NOTE: This post is directed at chronic and autoimmune patients. For COVID, I am leaning heavily on my doctors and the research institutions I trust like NIH and the CDC. The messaging may be confusing, but the science isn’t. In this instance, they will know what there is to know and I know only what I learn from them. With all the disinformation out there, patients with questions about, or who are dealing with, COVID should lean on the medical professionals they trust. Acknowledging your own lack of knowledge and looking for it from the right sources is its own form of advocacy.

I hope you all had a wonderful holiday break. I spent one week catching up and in the chaos of family and one week basically in my pajamas binging HGTV. It was awesome.

But there was one slightly sour note. As I was watching an early episode of one of the remodeling shows, a couple was arguing about whether to change the house they had or move. The person who wanted to stay loved the house, but had a medical condition that made its functionality far from ideal. They thought updating the house would solve the problems. The other half of the couple wanted to move because the medical condition made the house difficult for the spouse.

That was a “wait, what?” moment for me. Was the healthy person actually telling the one with the condition what to do because they thought they knew better than the one with the condition what would work best for the one with the condition??? That spouse, who had never had to live a day with the pain and limitations of the condition, had never felt how the comfort of a familiar, nested space that you love can ease that pain and lessen fear (rationally or irrationally) was presuming to make decisions for their patient partner. The healthy spouse gave no other reason to move.

Watching that, ooh, I was mad.

No one likes to be told what to do. It’s the motivation behind the sometimes-stupid rebellious stages we go through as teenagers – we want to establish identities separate from our parents and start making our own decisions. OK, maybe earlier than teenage-hood for some of us.

It’s no different for patients. In fact, it may be more so. Our bodies have taken some decisions away from us by limiting our activities or lifestyles and, as a result, we feel more strongly than most about being able to choose all the other things on our paths.

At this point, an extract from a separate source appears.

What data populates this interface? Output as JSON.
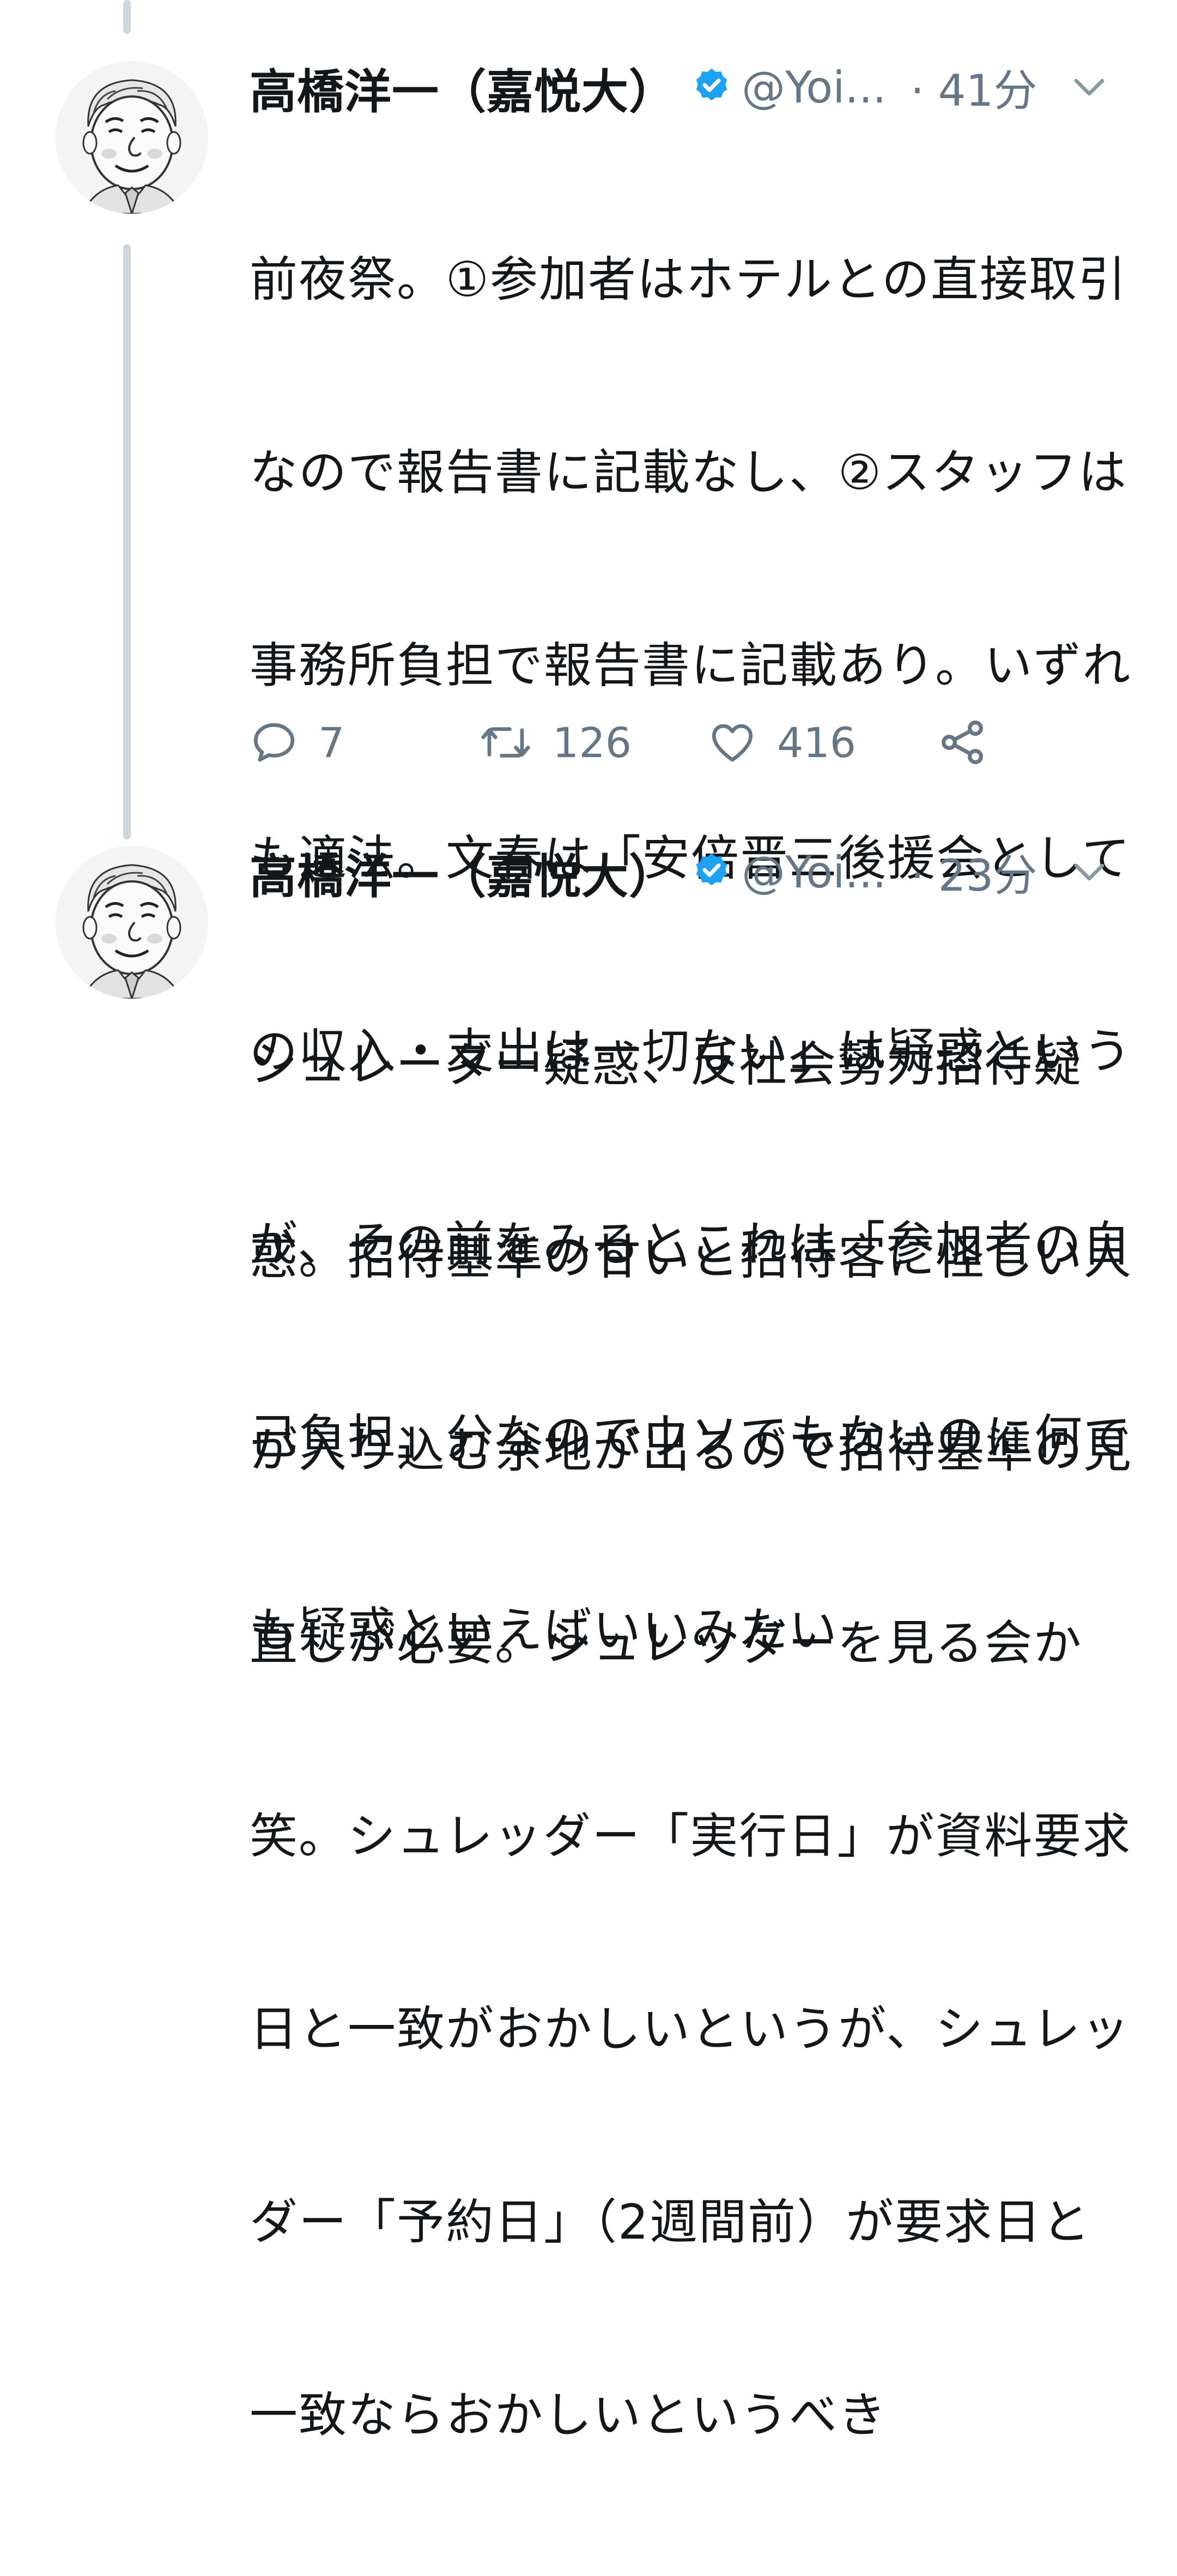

But from friends and family who think they know because they have a neighbor or an in-law or they watched a TV show, to the doctors who are unwilling to work with us, instead substituting their judgment for our own, we have been funneled into an environment where everyone thinks they know better what’s best for us than we do.

I get it. It’s hard to watch someone you love struggle and suffer. I’ve been there, too. For providers, it’s frustrating to see a patient go in a different direction than you would recommend.

For patients, it’s tempting to allow yourself to hand over the decisions, and the responsibility, to someone else. It’s just easier, and you’re so tired. But one of the realities of being a patient is the trials that come with it. No one, no matter how well-intentioned, can take that burden from you, no matter how much both of you might want it, and when you allow others to substitute their judgment for your own, what ends up happening is a loss of agency. Maybe the first few decisions they make are the ones you would have made, but then there’s one you would not have made. And then another. And then another. Before you know it, you are no longer on your path, you are on their path. That snowballing effect can be hard to break once you decide you want to take back the agency you have surrendered.

As of the day of this post, I have travelled this lonely and difficult path for 14,201 days, sometimes for better and sometimes for worse. Sometimes I feel every single one of them in every muscle, organ, and bone. And while it would have been so much easier to let others to decide, to shoulder the responsibility for me, especially in the dark days of my teen years, I can’t regret that the only one dictating my path is me.